Peter Gordon notes this statement, from Secretary Ray LaHood’s blog, the Fast Lane:
In fact, each 1% of regional travel shifted from automobile to public transit increases regional income about $2.9 million, resulting in 226 additional regional jobs. Other economic benefits include increased productivity, employment, business activity, investment and redevelopment.

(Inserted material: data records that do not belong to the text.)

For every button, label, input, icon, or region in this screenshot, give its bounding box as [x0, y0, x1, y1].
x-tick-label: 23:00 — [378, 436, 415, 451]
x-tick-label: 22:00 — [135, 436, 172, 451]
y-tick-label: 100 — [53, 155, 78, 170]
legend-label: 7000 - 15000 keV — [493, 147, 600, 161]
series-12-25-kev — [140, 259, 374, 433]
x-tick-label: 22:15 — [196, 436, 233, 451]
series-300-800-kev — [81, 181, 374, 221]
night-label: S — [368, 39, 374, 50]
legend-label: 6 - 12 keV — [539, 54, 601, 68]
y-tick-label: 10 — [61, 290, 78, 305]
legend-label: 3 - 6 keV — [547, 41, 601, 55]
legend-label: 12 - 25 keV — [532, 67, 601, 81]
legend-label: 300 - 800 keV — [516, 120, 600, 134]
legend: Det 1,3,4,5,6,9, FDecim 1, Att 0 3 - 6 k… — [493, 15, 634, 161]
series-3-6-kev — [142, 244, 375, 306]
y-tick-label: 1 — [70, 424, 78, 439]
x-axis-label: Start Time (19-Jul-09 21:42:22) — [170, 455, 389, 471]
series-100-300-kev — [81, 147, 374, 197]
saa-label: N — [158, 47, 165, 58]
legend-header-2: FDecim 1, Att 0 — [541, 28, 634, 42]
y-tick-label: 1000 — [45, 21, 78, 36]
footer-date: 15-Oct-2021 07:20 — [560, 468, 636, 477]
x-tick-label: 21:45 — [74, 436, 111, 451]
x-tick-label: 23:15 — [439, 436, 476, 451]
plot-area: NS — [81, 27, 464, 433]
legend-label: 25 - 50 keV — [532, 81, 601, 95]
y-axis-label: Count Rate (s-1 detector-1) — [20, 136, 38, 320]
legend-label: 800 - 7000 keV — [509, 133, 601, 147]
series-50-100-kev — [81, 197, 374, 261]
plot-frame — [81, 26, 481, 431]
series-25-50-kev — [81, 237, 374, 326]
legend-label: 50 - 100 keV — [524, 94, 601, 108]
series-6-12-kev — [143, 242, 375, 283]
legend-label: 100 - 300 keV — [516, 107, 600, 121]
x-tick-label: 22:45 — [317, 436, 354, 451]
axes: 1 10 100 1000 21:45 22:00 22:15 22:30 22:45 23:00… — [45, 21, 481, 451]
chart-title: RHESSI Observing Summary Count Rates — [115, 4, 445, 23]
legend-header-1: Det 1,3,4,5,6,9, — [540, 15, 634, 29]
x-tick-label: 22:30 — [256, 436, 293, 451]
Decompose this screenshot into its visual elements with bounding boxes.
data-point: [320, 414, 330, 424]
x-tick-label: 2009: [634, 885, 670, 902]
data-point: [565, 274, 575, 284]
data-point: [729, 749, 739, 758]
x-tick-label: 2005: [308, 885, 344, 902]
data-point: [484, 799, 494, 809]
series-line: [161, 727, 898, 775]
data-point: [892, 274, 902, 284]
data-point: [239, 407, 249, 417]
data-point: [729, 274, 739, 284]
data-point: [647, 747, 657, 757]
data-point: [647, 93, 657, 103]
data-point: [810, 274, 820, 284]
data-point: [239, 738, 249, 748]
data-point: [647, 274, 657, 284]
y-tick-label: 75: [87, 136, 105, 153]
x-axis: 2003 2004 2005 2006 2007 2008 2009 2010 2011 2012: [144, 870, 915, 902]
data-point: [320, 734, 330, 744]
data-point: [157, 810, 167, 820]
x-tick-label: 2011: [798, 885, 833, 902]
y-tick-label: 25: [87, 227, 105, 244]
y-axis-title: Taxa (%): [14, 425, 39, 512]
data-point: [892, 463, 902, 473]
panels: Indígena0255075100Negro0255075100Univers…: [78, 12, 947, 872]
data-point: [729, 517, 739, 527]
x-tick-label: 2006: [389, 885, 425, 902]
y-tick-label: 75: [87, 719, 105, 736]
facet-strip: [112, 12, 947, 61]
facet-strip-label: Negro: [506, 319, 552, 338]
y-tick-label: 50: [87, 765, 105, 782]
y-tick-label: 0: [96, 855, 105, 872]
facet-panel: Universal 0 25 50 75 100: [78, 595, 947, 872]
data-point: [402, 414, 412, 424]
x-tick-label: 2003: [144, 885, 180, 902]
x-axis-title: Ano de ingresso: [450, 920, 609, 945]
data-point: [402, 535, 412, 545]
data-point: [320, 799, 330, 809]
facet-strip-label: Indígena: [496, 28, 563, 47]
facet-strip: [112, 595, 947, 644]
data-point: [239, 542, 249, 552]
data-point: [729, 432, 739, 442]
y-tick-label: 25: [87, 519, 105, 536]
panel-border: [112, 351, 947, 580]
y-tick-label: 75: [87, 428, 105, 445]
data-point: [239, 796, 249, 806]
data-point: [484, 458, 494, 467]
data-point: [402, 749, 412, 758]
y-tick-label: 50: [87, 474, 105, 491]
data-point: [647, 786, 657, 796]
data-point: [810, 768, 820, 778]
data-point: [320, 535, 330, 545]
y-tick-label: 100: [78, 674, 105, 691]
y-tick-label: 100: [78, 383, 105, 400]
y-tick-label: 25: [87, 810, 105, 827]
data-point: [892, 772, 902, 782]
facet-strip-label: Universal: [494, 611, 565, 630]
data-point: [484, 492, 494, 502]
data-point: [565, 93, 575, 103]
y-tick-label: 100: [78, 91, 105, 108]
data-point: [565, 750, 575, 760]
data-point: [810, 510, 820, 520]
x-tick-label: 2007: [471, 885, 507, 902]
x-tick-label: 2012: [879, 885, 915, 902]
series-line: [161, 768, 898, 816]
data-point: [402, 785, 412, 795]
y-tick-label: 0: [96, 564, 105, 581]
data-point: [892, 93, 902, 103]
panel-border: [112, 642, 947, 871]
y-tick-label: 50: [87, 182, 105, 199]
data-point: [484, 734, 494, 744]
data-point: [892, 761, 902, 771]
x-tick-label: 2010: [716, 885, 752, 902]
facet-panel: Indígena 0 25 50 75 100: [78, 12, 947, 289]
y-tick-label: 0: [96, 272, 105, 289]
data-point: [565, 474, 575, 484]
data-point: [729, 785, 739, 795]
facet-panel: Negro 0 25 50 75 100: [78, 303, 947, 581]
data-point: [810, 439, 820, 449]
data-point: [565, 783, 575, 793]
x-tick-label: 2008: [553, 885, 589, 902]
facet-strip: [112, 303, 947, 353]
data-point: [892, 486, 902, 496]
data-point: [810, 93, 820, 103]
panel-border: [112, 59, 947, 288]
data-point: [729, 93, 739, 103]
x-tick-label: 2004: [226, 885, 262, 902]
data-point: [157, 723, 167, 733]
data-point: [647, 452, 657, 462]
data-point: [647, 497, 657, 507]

I wish he’d give a citation so that I could see where this came from, but let’s just think about this for a second. The yield of moving 1 percent of mode share to public transit is $2.9 million in personal income, which is probably more a reflection that transit mode shares are higher in metropolitan regions where incomes and regional products are also higher (as in, mode share isn’t a cause, it’s an effect). But even so…let’s think. So in Los Angeles, it cost us $875 million to build the Blue Line; it takes $65 million a year to operate it. That’s one line. Our subway costs us $92 million a year in operating costs; the other two light rail lines cost us over $40 million per year. We currently run about 2 percent transit mode share. Benefit numbers without cost numbers don’t mean anything, and vice versa. And this random number that LaHood relates doesn’t make transit look particularly good.
If we want to make the case that transit is good for cities, we can make those arguments. I am sympathetic to the idea that many of those benefits are not readily quantifiable. But….dang.